Friday, April 2, 2010

The Likeability Trap

In general, we all like to be liked.  As a result, we will engage in behaviours, often unconsciously, designed to get our audience to be positively disposed toward us.  Research has shown us that feeling and believing that others like and respect us can be a great source of personal pride.  It can go a long way to helping shape our internal beliefs about ourselves.

Knowing that we're a 'good' person, and believing that others know and see this as well, can be a source of comfort to us when we find ourselves in a conflict with someone else.  It can help us feel good about ourselves, despite someone else's attempt to make us feel bad.
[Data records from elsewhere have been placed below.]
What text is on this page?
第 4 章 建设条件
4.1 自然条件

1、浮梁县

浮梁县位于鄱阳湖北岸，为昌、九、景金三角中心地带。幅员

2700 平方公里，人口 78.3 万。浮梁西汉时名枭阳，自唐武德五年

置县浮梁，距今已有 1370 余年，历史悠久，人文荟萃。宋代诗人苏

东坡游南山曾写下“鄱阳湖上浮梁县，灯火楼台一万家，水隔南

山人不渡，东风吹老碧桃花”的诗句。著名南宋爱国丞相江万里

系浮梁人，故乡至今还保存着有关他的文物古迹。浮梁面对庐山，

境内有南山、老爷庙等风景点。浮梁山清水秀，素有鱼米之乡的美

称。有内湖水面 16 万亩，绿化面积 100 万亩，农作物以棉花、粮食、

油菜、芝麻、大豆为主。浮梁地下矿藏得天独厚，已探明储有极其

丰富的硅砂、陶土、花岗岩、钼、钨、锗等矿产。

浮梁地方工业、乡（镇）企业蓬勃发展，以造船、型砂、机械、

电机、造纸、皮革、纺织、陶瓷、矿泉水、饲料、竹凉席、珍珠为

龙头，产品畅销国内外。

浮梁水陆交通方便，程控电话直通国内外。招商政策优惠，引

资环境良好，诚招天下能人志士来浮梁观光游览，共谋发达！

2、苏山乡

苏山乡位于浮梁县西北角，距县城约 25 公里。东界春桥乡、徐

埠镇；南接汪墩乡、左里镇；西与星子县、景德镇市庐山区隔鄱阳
Likeability then, the extent to which we believe we are liked by others, can have a very definite and positive impact upon us.  It can increase our confidence and belief in ourselves and enhance our self esteem.  Research has shown that likeability also has other, perhaps lesser known, benefits.
  • a customer's fondness (or liking) of their salesperson will weigh up to twice as much in their purchasing decisions as their regard for the products.  This is the foundation for the emphasis on Relationship-based selling processes.
  • creating that likeability bond establishes a presumption of goodwill and friendship through future contacts.  Others will be more favourably disposed to you and will interpret your future behaviours in a more positive and favourable light.
  • people that are 'liked' tend to be hired and promoted faster. 
It's all good then, right?  To be successful, our strategy should be to do all that we can to be 'liked' by as many people as possible...right?  Perhaps not.  As with all things in life, it seems that there can even be 'too much of a good thing' when it comes to likeability.  Balance, even here, is the key.

There is a downside to being too likeable, too friendly, too nice.  It seems those individuals that skew too heavily to the right on the the likeability continuum, will undermine their credibility.  They are no longer seen as strong, confident and capable, but instead seem weak, indecisive and a follower.  So much of their behaviour is oriented toward fulfilling the needs and wants of others that 'they' get lost in the process.

This overwhelming need to be liked by others will undermine your sense of self, rather than build it up.  It's not often labelled the 'Disease to Please' for nothing!  People who find that they orient their entire day (if not life) toward the fulfillment of everyone else's needs will likely find their own being sacrificed.  This can lead to feelings of disappointment, dissatisfaction and disillusionment.

Unfortunately, they will then typically fall back to the one behaviour that has made them feel good about themselves in the past and do more of it.  Pleasing others!  They work harder to please others and obtain their praise.  The Likeability Trap has now decisively clicked shut around them, catching them up in an endlessly looping cycle of behaviour.

To break out of this spiral of behaviour it is necessary to take a good look at just who you are trying to please and why.  Create a list of people in your life that influence how you think, feel and act.  (For those of you that have a copy of my book - It's Time Now - use The Board of Director's exercise)

Now assess their relative worth and value to you.  Is their influence predominantly positive or negative?  Are they helping move you forward in your life or holding you back?  Our time and energy are limited.  We therefore want to ensure that we narrow down the list of people we are working to please to include only those individuals that you receive a positive benefit from.  There must be an advantage to you for your investment in them!

Positive relationships are not one-sided.  They're reciprocal.  Establish the balance in your life by ensuring that you invest in the relationships that net you a positive return.  The others?  Well... take a lesson from Donald Trump on this one...  Fire 'em!